A Rally Roadblock?
By Paul Cherney
Some of the buying on Friday, Feb. 11, had to have been short-covering and technical trading on the break above key intraday resistance levels. Those reasons to buy were satisfied on Friday. They no longer represent demand. This raises the possibility that Monday can see a little more on the upside but the rise might attract some profit-takers to cap prices. (That's the short-term view.)
On a more intermediate term view, Friday's action was constructive for the Nasdaq, but the simple fact is that the index has not yet closed above 2,116.75 which is the important top of resistance I see on the chart.
Back at the beginning of the year, Jan. 5 through Jan. 19, the Nasdaq spent 10 trading days between 2,072 and 2,116.75 and that represents a substantial wall of resistance. It might take more than one assault to break-through this barrier.
In my view of the market, it is a favorable condition when the CBOE volatility index, or VXO, is below its 10-day exponential moving average and at the same time the VXO is moving further down, away from its 10-day exponential moving average (widening the spread between itself and its 10-day).
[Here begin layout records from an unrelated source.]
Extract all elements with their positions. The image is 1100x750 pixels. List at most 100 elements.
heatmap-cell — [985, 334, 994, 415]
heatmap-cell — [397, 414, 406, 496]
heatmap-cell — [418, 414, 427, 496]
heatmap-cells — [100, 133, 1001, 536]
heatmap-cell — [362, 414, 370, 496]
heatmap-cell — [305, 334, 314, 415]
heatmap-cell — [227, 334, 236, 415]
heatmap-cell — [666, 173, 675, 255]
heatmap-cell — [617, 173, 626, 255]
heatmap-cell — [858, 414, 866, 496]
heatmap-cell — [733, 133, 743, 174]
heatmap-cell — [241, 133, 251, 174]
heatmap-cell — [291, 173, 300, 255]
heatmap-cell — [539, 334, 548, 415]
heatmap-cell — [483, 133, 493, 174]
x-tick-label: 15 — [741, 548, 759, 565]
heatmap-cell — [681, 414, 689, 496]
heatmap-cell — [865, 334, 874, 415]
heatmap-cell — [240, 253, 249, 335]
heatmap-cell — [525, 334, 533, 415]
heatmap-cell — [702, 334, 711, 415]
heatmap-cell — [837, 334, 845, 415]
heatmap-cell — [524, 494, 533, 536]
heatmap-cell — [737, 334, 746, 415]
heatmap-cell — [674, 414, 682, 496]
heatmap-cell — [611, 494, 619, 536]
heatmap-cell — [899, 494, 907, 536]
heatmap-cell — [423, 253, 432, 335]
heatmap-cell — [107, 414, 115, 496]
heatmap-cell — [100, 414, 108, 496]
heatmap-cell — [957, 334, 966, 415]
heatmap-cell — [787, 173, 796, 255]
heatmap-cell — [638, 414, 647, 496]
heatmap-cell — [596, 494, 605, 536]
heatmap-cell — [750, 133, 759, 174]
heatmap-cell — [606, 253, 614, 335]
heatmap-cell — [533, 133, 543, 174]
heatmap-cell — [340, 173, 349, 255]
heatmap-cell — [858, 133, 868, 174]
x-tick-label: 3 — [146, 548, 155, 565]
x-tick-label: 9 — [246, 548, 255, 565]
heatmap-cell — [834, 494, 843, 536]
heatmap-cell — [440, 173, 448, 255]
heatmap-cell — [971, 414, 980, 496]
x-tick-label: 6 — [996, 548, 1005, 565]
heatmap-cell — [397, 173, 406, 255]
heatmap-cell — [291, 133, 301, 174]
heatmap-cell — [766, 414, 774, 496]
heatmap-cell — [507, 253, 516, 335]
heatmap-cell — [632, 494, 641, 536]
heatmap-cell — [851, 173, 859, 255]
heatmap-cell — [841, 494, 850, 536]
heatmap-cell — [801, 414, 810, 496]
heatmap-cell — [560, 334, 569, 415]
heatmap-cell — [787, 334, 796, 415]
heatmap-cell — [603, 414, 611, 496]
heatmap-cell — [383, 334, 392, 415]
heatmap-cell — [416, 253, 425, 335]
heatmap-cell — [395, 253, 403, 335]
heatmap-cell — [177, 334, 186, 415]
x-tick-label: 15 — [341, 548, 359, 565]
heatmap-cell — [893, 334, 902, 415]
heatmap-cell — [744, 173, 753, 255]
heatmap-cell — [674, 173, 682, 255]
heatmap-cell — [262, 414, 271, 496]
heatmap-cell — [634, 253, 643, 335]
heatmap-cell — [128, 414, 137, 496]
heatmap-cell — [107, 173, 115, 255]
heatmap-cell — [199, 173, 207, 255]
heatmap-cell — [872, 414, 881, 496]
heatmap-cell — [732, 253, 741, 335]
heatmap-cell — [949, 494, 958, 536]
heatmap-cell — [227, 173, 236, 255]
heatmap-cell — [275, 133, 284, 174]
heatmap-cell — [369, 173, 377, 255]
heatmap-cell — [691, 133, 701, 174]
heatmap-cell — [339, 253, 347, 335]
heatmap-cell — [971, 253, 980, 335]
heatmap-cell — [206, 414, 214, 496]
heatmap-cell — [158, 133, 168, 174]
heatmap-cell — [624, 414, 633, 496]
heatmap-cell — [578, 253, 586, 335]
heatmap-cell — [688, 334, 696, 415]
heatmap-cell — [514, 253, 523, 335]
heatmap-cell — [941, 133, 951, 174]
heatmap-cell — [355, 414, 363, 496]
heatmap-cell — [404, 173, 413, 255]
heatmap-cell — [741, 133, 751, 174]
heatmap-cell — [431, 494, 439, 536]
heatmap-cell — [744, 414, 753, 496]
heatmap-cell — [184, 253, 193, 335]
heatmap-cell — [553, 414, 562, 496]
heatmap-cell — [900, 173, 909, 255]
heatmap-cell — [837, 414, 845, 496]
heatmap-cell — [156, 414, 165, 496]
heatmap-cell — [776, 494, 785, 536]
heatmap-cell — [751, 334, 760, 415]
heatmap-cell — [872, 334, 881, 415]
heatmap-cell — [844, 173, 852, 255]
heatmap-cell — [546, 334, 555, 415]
That is the case for now. But a move higher in the VXO usually coincides with weaker equity prices, so it would probably not be a positive for stock prices if the VXO reversed course and started heading higher.
Very near the close of trading on Friday, the 10-day exponential moving average for the VXO was 11.76, the 30-day was 12.50. Expect price weakness in stocks if the VXO moves above 11.76. Expect aggressive selling is in place if the VXO moves above 12.50.
For the S&P 500, immediate support is now 1,205-1,191.54 with a focus of support at 1,205-1,199. There is a critical layer of support at 1,190-1,185.63; if this little shelf is undercut, then a stairstep decline might unfold. On the daily charts there is support at 1,184-1,160, inside this support are shelves. The biggest support looks like 1,178-1,163. The next support is 1,142-1,090.
The Nasdaq's immediate shelf of intraday support is 2,073-2,048, with a focus 2,059-2,048. The next support is 2,039-2,008. The Nasdaq 2,039-2,008 area of support has a focus of support 2,036-2,024.
Nasdaq immediate resistance is substantial at 2,078-2,116. There is a focus of resistance inside this band at 2,092-2,106.
S&P 500 resistance is 1,205-1,226.27, with a shelf of resistance 1,205-1,209.53 and another shelf of resistance 1,215-1,226.
I have confidence in referencing historical studies only when my shorter term technical measures are supportive of the historical study. I include the following historical fact because it is true, but that does not mean that it is predictive of the current market.
Historical Fact: In the past 47 years, strength in the first half of February is very common after a down January. Based on S&P 500 data since 1958, 76% of the time, the highest intra-month close for February has occurred on or before the 11th trading day of the month (the 11th trading day this year is Feb. 15). Februaries that follow down Januaries have finished the month lower 65% of the time, so monitoring the VXO is important, because usually, when the VXO is rising, stock prices are falling.